In response to the growing intensity of the Black Lives Matters movement over the summer,

the ViacomCBS-owned premium cable network has taken unused footage shot for the series to make new short-form vignettes under the “Shut Up and Dribble” banner.

ESPN was targeted by right-wing commentato­rs when political discussion­s seeped into programmin­g three years ago and took a stronger hand in enforcing limits on what its on-air talent could express on social media. Bob Iger, then Disney CEO, said in 2017 that he preferred that the network’s anchors avoid politics, as did ESPN President Jimmy Pitaro, who took over the reins of the network the following year.

But as both players in the NBA and Major League Baseball protested against police shootings — in the case of the Blake shooting in August, a boycott that postponed games in both leagues — the network has also gone in-depth on the issues that dominated the headlines throughout the summer.

Along with ongoing breaking coverage, ESPN unveiled “The Stop: Living, Driving and Dying While Black,” a special produced by the Undefeated, ESPN’s unit devoted to the intersecti­on of sports, race and culture. The program was a raw hour-long look at the relationsh­ip between the Black community and law enforcemen­t that included first-person accounts from athletes.

ESPN has also begun work on a documentar­y on former San Francisco 49ers quarterbac­k Colin Kaepernick, who sacrificed his career and pulled sports into the dialogue on racial injustice and police brutality when he took a knee during the playing of the national anthem in 2016. The project is part of an overall production deal Kaepernick has with Disney. There are also more projects about racial progress being planned by ESPN Films.

Jemele Hill, the former ESPN host who negotiated an exit from the network in 2018 after she ran afoul of its policy against political messages on social media, has noticed how sports media has increasing­ly embraced topical discussion­s. She believes athletes such as James are driving it.

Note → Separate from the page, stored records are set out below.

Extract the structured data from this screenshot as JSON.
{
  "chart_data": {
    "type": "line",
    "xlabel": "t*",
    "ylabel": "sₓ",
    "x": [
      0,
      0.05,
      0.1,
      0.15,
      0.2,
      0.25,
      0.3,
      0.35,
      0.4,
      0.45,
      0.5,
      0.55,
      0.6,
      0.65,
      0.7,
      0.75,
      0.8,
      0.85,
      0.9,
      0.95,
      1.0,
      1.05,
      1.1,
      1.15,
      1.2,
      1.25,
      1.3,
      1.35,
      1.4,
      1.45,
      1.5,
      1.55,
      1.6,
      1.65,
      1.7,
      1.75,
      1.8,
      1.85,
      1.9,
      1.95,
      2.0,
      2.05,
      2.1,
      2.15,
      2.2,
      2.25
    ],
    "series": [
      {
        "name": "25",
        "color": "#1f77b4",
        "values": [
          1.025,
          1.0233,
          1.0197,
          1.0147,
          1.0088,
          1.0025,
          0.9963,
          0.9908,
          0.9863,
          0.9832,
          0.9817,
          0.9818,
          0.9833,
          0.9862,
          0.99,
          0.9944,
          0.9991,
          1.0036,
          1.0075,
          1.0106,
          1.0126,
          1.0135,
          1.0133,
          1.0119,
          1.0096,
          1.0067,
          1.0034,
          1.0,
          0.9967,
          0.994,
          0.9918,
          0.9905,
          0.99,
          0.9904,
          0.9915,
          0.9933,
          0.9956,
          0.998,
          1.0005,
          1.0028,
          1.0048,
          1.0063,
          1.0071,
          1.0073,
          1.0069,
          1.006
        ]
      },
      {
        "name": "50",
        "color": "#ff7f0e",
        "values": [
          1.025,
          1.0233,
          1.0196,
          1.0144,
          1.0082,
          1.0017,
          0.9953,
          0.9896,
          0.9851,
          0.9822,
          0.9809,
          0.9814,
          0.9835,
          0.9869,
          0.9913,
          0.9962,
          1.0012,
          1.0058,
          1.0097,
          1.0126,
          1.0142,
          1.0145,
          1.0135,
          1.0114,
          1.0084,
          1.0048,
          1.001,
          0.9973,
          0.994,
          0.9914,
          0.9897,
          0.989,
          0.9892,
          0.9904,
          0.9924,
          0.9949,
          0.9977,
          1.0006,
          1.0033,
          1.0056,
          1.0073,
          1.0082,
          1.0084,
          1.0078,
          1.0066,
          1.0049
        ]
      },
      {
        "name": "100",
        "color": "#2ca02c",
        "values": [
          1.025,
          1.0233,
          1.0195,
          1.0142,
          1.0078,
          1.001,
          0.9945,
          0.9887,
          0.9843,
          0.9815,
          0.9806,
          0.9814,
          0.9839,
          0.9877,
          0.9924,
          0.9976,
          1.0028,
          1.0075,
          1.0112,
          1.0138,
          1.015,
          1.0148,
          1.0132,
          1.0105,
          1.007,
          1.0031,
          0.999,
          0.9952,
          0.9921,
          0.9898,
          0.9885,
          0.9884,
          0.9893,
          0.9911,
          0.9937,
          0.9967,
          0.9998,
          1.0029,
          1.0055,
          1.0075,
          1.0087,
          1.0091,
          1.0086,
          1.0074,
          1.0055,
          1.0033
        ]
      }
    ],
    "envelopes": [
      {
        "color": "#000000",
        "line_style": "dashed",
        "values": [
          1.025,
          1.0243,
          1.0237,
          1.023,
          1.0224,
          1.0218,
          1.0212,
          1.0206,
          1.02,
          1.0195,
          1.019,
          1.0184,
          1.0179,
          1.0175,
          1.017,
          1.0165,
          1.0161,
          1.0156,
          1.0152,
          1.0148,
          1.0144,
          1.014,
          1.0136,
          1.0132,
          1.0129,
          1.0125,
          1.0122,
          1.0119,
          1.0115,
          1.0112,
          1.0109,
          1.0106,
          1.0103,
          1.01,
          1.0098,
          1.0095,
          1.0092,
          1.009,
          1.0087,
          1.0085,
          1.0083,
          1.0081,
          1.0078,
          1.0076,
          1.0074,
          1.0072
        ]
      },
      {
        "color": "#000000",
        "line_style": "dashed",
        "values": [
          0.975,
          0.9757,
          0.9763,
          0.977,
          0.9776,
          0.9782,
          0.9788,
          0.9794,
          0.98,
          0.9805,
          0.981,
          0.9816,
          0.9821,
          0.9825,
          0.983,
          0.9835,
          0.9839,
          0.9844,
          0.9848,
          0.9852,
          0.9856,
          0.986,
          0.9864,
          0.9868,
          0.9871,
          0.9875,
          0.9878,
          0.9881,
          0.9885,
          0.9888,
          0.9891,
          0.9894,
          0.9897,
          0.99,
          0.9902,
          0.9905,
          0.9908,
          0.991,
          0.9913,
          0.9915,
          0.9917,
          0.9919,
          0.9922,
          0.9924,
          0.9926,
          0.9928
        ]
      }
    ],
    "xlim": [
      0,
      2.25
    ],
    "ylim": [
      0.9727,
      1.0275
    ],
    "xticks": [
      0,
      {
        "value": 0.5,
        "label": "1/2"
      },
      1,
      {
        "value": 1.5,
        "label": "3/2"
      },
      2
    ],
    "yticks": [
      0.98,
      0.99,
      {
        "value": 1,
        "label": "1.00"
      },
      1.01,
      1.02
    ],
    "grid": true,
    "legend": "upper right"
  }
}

“I’m pleased with the progress that has been made, but we have to be careful with how much credit we’re giving out,” Hill said. “A lot of it has to do with the fact the athletes were no longer giving media companies room to wiggle out of it and forced the conversati­on. Either you were going to follow what they were saying and what was important to them, or you were going to ignore what some of the most prominent athletes in the country have to say.”

The video of Floyd’s death and other incidents such as the vigilante shooting of Ahmaud Arbery in February — penetrated the psyches of the nation and the sports world in a way that went well beyond Kaepernick’s protest.

“We have known that police brutality and the brutalizat­ion of Black bodies is as much of American history as celebratin­g the Fourth of July,” Hill said. “I mean there were certainly individual journalist­s who have always been willing to talk about this. But they have just never had the full support of the outlets where they work.”

Hill took to Twitter in 2017 to call President Trump a white supremacis­t and was later suspended when she suggested a boycott of the Dallas Cowboys over team owner Jerry Jones’ stance on players kneeling during the national anthem.

She narrated “Shut Up and Dribble” and now has a talk show on Vice TV with Champion called “Cari & Jemele: Stick to Sports.” They hold court weekly on a wide range of issues, including politics.

The title of Hill’s new show is a jab at ESPN, where last year Pitaro said data showed that fans “do not want us to cover politics,” a stance that made some of its hosts unhappy.

But Rob King, senior vice president and editor at large at ESPN, said the network’s current wave of programmin­g and coverage related to racial injustice is less about politics and more about a societal movement now sweeping the country, and recent research shows the sports audience is more willing to listen.

“I think we all understand we’re having a national conversati­on,” King said. “It has an urgency to it that it hasn’t for decades, and so (fans) do recognize why it matters.”